Will my claim be denied if I miss the 14-day purchase deadline?

It depends on the claim. Missing the 14-day deadline eliminates pre-existing condition waiver and CFAR coverage. If your claim relates to a pre-existing condition, it will be denied. If your claim involves a covered reason unrelated to pre-existing conditions—like sudden illness, natural disasters, or theft—your claim processes normally under standard policy terms.

Can I buy separate policies from different companies for the same trip?

Yes. You can purchase multiple policies, but this rarely makes financial sense. Secondary policies typically provide excess coverage only after your primary policy exhausts its limits. Multiple policies significantly increase costs with minimal additional protection. Instead, buy one comprehensive policy with adequate coverage limits from the start.

Do I need travel insurance if my credit card provides travel protection?

Probably yes. Credit card travel benefits typically provide limited coverage with low benefit limits, restrictive requirements, and significant exclusions. Most credit card plans exclude pre-existing conditions, offer minimal medical coverage, and require you purchased the entire trip with that specific card. Standalone travel insurance provides comprehensive protection without credit card limitations.

What is the difference between trip cancellation and trip interruption?

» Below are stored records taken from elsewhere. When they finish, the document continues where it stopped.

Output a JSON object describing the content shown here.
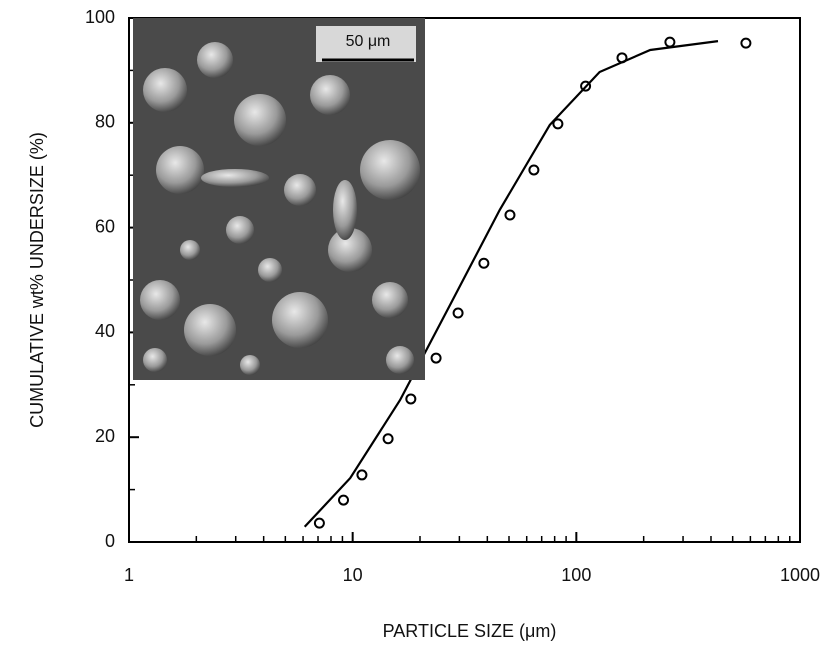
{
  "chart_data": {
    "type": "scatter",
    "xlabel": "PARTICLE SIZE (μm)",
    "ylabel": "CUMULATIVE wt% UNDERSIZE (%)",
    "inset_scale_label": "50 μm",
    "xscale": "log",
    "xlim": [
      1,
      1000
    ],
    "ylim": [
      0,
      100
    ],
    "xticks": [
      1,
      10,
      100,
      1000
    ],
    "yticks": [
      0,
      20,
      40,
      60,
      80,
      100
    ],
    "series": [
      {
        "style": "markers",
        "color": "#000000",
        "x": [
          7.1,
          9.1,
          11.0,
          14.4,
          18.2,
          23.6,
          29.6,
          38.6,
          50.5,
          64.6,
          82.7,
          110,
          160,
          262,
          573
        ],
        "values": [
          3.6,
          8.0,
          12.8,
          19.7,
          27.3,
          35.1,
          43.7,
          53.2,
          62.4,
          71.0,
          79.8,
          87.0,
          92.4,
          95.4,
          95.2
        ]
      },
      {
        "style": "line",
        "color": "#000000",
        "x": [
          6.1,
          9.75,
          16.3,
          27.2,
          45.5,
          76.1,
          127,
          214,
          430
        ],
        "values": [
          2.9,
          12.2,
          27.1,
          45.2,
          63.4,
          79.6,
          89.7,
          93.9,
          95.6
        ]
      }
    ]
  }
}
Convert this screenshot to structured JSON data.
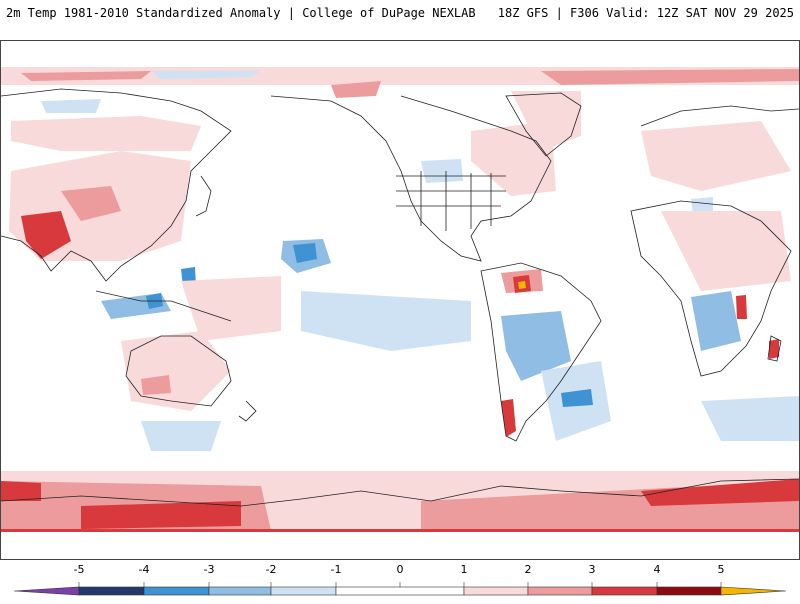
{
  "header": {
    "title": "2m Temp 1981-2010 Standardized Anomaly | College of DuPage NEXLAB",
    "run_info": "18Z GFS | F306 Valid: 12Z SAT NOV 29 2025"
  },
  "colorbar": {
    "ticks": [
      "-5",
      "-4",
      "-3",
      "-2",
      "-1",
      "0",
      "1",
      "2",
      "3",
      "4",
      "5"
    ],
    "colors": {
      "n5": "#7e3fa8",
      "n4": "#24386b",
      "n3": "#3f93d3",
      "n2": "#8fbde3",
      "n1": "#cfe2f4",
      "zero": "#ffffff",
      "p1": "#f8dada",
      "p2": "#ec9c9c",
      "p3": "#d8393d",
      "p4": "#8c0b11",
      "p5": "#f6b500"
    }
  },
  "map": {
    "projection": "equirectangular",
    "region": "global",
    "colors": {
      "coast": "#222222",
      "warm_light": "#f8dada",
      "warm_mid": "#ec9c9c",
      "warm_strong": "#d8393d",
      "cool_light": "#cfe2f4",
      "cool_mid": "#8fbde3",
      "cool_strong": "#3f93d3"
    }
  }
}
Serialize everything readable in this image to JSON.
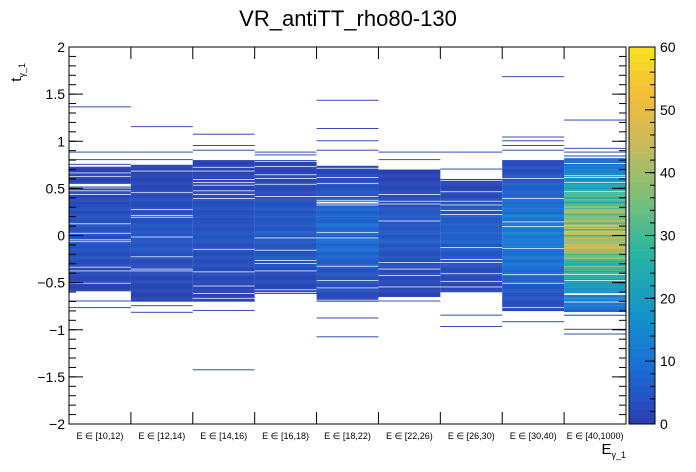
{
  "chart_data": {
    "type": "heatmap",
    "title": "VR_antiTT_rho80-130",
    "xlabel": "E",
    "xlabel_sub": "γ_1",
    "ylabel": "t",
    "ylabel_sub": "γ_1",
    "ylim": [
      -2,
      2
    ],
    "yticks": [
      -2,
      -1.5,
      -1,
      -0.5,
      0,
      0.5,
      1,
      1.5,
      2
    ],
    "ytick_labels": [
      "−2",
      "−1.5",
      "−1",
      "−0.5",
      "0",
      "0.5",
      "1",
      "1.5",
      "2"
    ],
    "categories": [
      "E ∈ [10,12)",
      "E ∈ [12,14)",
      "E ∈ [14,16)",
      "E ∈ [16,18)",
      "E ∈ [18,22)",
      "E ∈ [22,26)",
      "E ∈ [26,30)",
      "E ∈ [30,40)",
      "E ∈ [40,1000)"
    ],
    "zlim": [
      0,
      60
    ],
    "zticks": [
      0,
      10,
      20,
      30,
      40,
      50,
      60
    ],
    "ybin_width": 0.01,
    "core_range": [
      [
        -0.6,
        0.75
      ],
      [
        -0.7,
        0.75
      ],
      [
        -0.7,
        0.8
      ],
      [
        -0.6,
        0.8
      ],
      [
        -0.7,
        0.75
      ],
      [
        -0.65,
        0.7
      ],
      [
        -0.6,
        0.6
      ],
      [
        -0.8,
        0.8
      ],
      [
        -0.85,
        0.85
      ]
    ],
    "peak_counts": [
      4,
      4,
      4,
      5,
      8,
      5,
      6,
      12,
      40
    ],
    "outliers": [
      [
        1.36,
        0.88,
        0.8,
        0.75,
        0.7,
        -0.7,
        -0.77
      ],
      [
        1.15,
        0.88,
        0.8,
        -0.75,
        -0.82
      ],
      [
        1.07,
        0.95,
        0.9,
        -0.8,
        -1.43
      ],
      [
        0.88,
        0.85,
        -0.62
      ],
      [
        1.43,
        1.13,
        1.0,
        0.9,
        -0.88,
        -1.08
      ],
      [
        0.88,
        0.8,
        -0.65,
        -0.7
      ],
      [
        0.88,
        0.7,
        -0.85,
        -0.97
      ],
      [
        1.68,
        1.04,
        1.0,
        0.95,
        0.9,
        -0.92
      ],
      [
        1.22,
        0.92,
        0.88,
        -1.0,
        -1.05
      ]
    ]
  }
}
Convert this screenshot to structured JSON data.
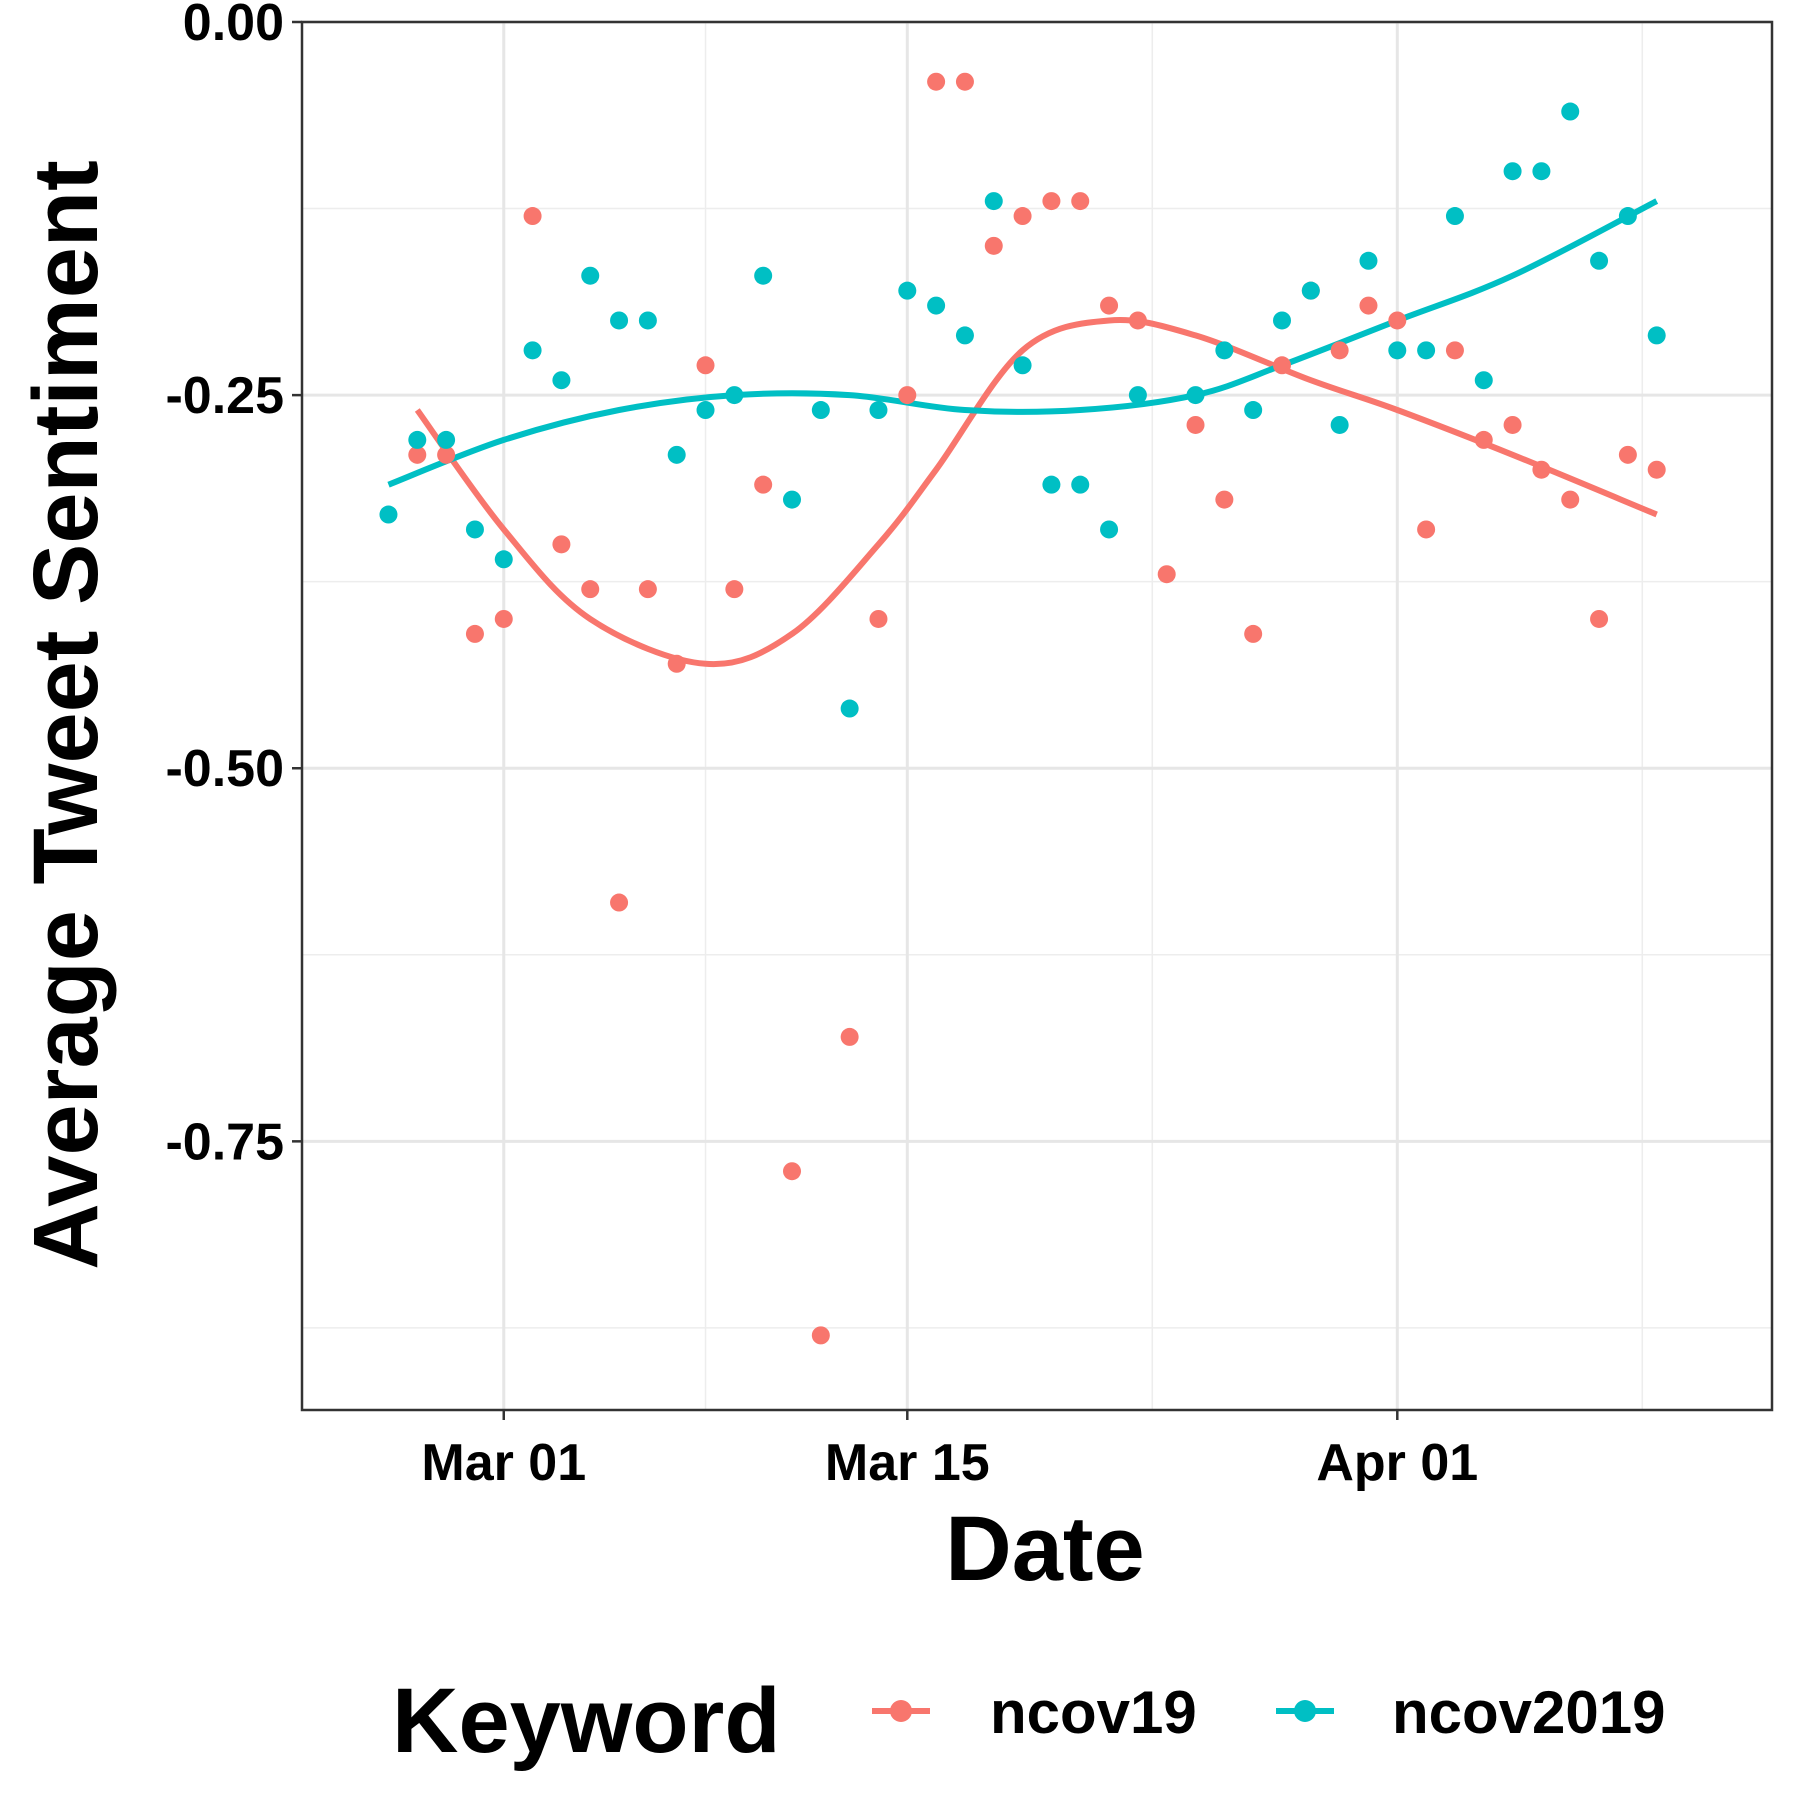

Timing. Trip cancellation covers losses when you cancel before departure. Trip interruption covers losses when you must end your trip early after departure or miss portions of your trip. Both benefits require covered reasons, but trip interruption also reimburses unused prepaid expenses and additional transportation costs to return home.

Can I buy annual travel insurance after already taking trips this year?

Yes. You can purchase annual plans anytime. Coverage activates on your chosen start date and covers all trips beginning on or after that date. Previous trips taken before purchasing the annual plan have no coverage. If you travel frequently and buy an annual plan mid-year, you still benefit from coverage for remaining trips.

Does travel insurance cover pandemics like COVID-19?

Sometimes. Coverage depends on when you purchased insurance relative to when the pandemic became a “known event.” Policies purchased before a pandemic is declared or becomes a foreseeable event may cover cancellations. Policies purchased after provide limited or no pandemic-related coverage. Check policy language for specific pandemic and epidemic coverage terms.

How do I know if my insurer is legitimate and financially stable?

Check state insurance department records. All legitimate insurers maintain licenses through state insurance departments. Visit your state insurance commissioner’s website and verify your insurer’s license status, complaint history, and financial ratings. Companies with A.M. Best ratings of A- or higher demonstrate strong financial stability.

Can I cancel my travel insurance policy if I change my mind?

Yes, within the free look period. Most policies include a 10- to 15-day free look period allowing cancellation for full premium refund. After this window closes, policies become non-refundable unless you cancel your entire trip and meet specific policy refund terms.